Medan | Titahnews.com – Kasus tewasnya seorang Aparatur Sipil Negara (ASN) berinisial AL yang ditemukan di pelataran Apartemen Sky View Setia Budi, Medan, mengungkap fakta baru. Polisi menetapkan dua wanita berinisial JS dan FR sebagai tersangka karena diduga melakukan pemerasan serta menghasut korban hingga akhirnya melompat dari lantai 12 apartemen.

Kasat Reskrim Polrestabes Medan AKBP Adrian Risky Lubis menjelaskan, berdasarkan hasil penyelidikan, JS berperan memberikan layanan seksual kepada korban, sedangkan FR diduga turut melakukan pemerasan bersama JS.

“Untuk kasus tersebut, kita telah menetapkan dua orang tersangka. JS berperan melakukan persetubuhan dengan korban dan mengatakan agar korban loncat dari apartemen lantai 12,” ujar AKBP Adrian Risky Lubis saat konferensi pers, Rabu (15/7/2026).

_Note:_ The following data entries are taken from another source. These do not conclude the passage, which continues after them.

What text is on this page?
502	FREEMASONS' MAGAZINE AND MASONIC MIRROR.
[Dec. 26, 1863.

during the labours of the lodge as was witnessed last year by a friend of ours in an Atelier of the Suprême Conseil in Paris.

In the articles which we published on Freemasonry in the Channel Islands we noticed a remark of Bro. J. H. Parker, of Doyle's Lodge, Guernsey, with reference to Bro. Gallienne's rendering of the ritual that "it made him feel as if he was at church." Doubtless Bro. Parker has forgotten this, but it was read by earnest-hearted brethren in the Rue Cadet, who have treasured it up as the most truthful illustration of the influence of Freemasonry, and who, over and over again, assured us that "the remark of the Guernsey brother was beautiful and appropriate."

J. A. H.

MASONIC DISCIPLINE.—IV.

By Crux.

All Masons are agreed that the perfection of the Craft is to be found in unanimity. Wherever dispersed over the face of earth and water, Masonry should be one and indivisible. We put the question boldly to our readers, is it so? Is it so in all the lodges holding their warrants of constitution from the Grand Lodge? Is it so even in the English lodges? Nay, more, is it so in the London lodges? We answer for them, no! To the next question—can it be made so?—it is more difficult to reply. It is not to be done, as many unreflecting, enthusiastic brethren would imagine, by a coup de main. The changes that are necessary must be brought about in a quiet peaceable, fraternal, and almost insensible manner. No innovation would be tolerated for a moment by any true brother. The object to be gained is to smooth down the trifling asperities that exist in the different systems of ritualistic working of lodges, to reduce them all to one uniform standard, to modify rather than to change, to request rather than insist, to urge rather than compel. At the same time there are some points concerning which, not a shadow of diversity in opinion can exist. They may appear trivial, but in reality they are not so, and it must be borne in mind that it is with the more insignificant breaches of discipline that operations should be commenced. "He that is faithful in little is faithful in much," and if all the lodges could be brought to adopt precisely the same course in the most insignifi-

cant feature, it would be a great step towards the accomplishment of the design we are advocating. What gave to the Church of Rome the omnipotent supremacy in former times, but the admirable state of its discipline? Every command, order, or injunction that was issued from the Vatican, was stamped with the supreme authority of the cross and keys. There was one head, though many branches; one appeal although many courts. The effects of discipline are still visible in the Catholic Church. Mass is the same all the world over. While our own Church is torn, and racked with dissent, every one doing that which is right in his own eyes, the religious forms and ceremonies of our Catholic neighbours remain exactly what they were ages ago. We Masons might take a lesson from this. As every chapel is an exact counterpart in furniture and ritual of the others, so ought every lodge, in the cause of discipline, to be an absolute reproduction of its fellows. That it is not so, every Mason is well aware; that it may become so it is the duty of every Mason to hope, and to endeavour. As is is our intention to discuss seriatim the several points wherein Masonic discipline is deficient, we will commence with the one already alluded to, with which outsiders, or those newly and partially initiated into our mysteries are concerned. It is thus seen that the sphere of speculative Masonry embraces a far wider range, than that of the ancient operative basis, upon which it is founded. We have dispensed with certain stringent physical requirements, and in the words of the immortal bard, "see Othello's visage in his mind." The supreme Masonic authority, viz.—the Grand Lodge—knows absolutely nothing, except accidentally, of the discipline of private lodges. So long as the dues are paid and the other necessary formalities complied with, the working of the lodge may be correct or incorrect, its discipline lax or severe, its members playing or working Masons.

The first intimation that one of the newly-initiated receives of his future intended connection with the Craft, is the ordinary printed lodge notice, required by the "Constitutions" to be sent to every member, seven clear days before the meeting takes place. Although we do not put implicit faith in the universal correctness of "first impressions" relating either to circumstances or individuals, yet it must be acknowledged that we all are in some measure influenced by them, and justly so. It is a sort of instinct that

“Sedangkan FR merupakan temannya yang membentak, memeras, dan juga mengatakan agar korban loncat,” sambungnya.

Menurut Adrian, peristiwa bermula pada Jumat (10/7/2026) sekitar pukul 03.30 WIB ketika korban yang datang ke Medan untuk mengambil Surat Keputusan (SK) sebagai ASN memesan layanan prostitusi melalui aplikasi MiChat.

Sekitar pukul 04.20 WIB, kedua tersangka tiba di lobi Apartemen Sky View dan dijemput korban menuju kamar di lantai 12.

Di dalam kamar, korban memilih menggunakan jasa JS karena wajah FR dinilai tidak sesuai dengan foto profil di aplikasi. Merasa dibatalkan, FR kemudian meminta uang pembatalan sebesar Rp400 ribu.

Setelah itu, korban menyepakati tarif Rp850 ribu untuk layanan yang diberikan JS dan melakukan pembayaran melalui transfer.

Usai layanan tersebut, korban meminta layanan tambahan. Setelah itu, JS memanggil FR yang sebelumnya menunggu di luar kamar.

Menurut penyidik, kedua tersangka kemudian diduga meminta uang tambahan sebesar Rp4,5 juta kepada korban. Saat korban menolak, keduanya terus mendesak dan meminta korban memperlihatkan saldo rekening di telepon genggamnya.

Dalam kondisi tertekan, korban terus mundur hingga ke arah balkon apartemen. Korban sempat memperingatkan bahwa dirinya akan melompat apabila terus dipaksa.

Berdasarkan hasil penyelidikan yang disampaikan polisi, kedua tersangka diduga merespons dengan mengatakan agar korban melompat. Tak lama kemudian, korban benar-benar melompat dari balkon lantai 12 dan meninggal dunia di lokasi.

Usai kejadian, kedua tersangka meninggalkan apartemen. Polisi kemudian melakukan penyelidikan hingga akhirnya berhasil menangkap keduanya.

Dalam pengungkapan kasus tersebut, penyidik menyita sejumlah barang bukti, di antaranya tiga unit telepon genggam milik para tersangka, satu kondom berisi sperma, rekaman CCTV, pakaian yang digunakan saat kejadian, sepasang sepatu, uang tunai Rp1.260.000, serta dompet milik korban.

AKBP Adrian Risky Lubis mengatakan, kedua tersangka dijerat dengan Pasal 462 Undang-Undang Nomor 1 Tahun 2023 tentang KUHP terkait dugaan pemerasan dan menghasut orang lain untuk bunuh diri yang mengakibatkan korban meninggal dunia.

Kasus tersebut masih dalam proses penyidikan untuk melengkapi alat bukti dan mendalami seluruh rangkaian peristiwa.